Personal information
- Full name: Alexander Gordon Hearne
- Born: 23 September 1993 (age 32) Kensington, London, England
- Height: 6 ft 0 in (1.83 m)
- Batting: Right-handed
- Bowling: Leg break

Domestic team information
- 2013–2016: Cambridge University
- 2013–2014: Cambridge MCCU

Career statistics
| Competition | First-class |
| Matches | 6 |
| Runs scored | 265 |
| Batting average | 26.50 |
| 100s/50s | –/1 |
| Top score | 88 |
| Catches/stumpings | –/– |
- Source: Cricinfo, 26 August 2020

= Alex Hearne =

English cricketer

Alexander Gordon Hearne (born 23 September 1993) is an English former first-class cricketer.

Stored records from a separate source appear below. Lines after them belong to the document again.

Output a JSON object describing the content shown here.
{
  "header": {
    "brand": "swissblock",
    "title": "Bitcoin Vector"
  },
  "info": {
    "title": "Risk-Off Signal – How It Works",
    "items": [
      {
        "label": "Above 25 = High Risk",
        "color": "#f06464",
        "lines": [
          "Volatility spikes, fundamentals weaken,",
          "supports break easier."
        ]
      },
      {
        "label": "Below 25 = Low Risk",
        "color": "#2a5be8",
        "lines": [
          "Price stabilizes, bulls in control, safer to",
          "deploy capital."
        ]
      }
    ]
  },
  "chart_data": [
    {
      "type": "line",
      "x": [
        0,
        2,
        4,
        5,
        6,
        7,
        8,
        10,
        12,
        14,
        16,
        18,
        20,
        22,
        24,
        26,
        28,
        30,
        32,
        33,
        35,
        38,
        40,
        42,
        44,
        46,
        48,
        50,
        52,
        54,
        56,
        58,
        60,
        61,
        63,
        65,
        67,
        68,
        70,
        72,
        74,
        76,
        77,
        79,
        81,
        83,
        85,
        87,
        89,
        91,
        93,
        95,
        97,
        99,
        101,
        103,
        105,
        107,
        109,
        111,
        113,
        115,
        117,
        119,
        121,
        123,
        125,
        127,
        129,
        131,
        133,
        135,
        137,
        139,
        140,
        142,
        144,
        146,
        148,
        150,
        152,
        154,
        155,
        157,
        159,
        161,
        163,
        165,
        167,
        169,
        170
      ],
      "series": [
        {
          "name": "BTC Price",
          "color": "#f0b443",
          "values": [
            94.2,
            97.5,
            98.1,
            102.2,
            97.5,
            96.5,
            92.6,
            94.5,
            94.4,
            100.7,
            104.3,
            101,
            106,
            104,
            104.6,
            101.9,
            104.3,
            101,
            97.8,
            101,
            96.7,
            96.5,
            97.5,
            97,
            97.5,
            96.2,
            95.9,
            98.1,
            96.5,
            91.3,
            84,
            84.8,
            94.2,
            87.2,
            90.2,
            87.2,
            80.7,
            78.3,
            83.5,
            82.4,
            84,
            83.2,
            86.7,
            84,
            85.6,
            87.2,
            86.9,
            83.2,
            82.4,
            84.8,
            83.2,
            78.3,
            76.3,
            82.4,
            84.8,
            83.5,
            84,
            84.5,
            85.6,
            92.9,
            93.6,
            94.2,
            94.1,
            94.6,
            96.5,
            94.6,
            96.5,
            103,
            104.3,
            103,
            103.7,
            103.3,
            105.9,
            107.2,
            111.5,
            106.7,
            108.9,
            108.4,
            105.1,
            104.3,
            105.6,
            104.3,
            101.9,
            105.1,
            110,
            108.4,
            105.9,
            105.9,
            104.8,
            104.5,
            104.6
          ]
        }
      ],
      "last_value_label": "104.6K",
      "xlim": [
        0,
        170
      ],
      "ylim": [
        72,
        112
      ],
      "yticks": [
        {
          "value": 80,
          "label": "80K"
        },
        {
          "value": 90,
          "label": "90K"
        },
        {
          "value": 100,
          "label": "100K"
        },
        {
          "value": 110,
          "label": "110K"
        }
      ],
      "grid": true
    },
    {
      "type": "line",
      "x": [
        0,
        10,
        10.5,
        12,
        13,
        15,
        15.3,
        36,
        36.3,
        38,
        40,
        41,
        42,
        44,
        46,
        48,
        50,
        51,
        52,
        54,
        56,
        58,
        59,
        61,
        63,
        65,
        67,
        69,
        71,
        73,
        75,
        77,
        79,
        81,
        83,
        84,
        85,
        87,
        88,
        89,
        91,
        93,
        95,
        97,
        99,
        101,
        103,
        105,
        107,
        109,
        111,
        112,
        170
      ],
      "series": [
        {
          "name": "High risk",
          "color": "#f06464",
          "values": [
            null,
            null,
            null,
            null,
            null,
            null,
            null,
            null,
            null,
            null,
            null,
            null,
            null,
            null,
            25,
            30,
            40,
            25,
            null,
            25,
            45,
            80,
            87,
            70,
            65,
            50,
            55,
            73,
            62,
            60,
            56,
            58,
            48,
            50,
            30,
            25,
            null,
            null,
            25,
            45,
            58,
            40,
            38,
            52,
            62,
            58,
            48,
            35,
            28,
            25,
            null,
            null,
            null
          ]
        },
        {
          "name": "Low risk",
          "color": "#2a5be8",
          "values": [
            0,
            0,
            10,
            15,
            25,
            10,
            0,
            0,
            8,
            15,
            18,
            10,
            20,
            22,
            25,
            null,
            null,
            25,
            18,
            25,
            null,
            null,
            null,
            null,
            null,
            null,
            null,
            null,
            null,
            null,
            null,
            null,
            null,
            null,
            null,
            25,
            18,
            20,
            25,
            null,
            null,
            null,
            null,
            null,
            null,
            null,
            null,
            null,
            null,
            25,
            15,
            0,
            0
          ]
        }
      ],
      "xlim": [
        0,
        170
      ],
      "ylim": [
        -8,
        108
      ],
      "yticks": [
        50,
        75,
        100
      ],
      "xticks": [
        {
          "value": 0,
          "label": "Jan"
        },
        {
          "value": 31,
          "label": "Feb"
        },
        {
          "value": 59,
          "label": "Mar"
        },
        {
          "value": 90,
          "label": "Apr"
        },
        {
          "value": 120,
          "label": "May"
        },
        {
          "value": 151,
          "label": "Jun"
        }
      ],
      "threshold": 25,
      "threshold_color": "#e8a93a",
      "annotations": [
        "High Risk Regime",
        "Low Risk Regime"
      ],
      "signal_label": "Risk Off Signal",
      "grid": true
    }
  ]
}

Hearne was born at Kensington in September 1993 and was educated at Radley College, before going up to St John's College, Cambridge. While studying at Cambridge, he played four first-class cricket matches for Cambridge University against Oxford University in The University Matches of 2013, 2014, 2015 and 2016. He made an additional two first-class appearances for Cambridge MCCU against county opposition in the form of Essex in 2013 and Surrey in 2014. In six first-class matches, he scored 265 runs, 253 of which came for Cambridge University at an average of 36.14 and with a high score of 88.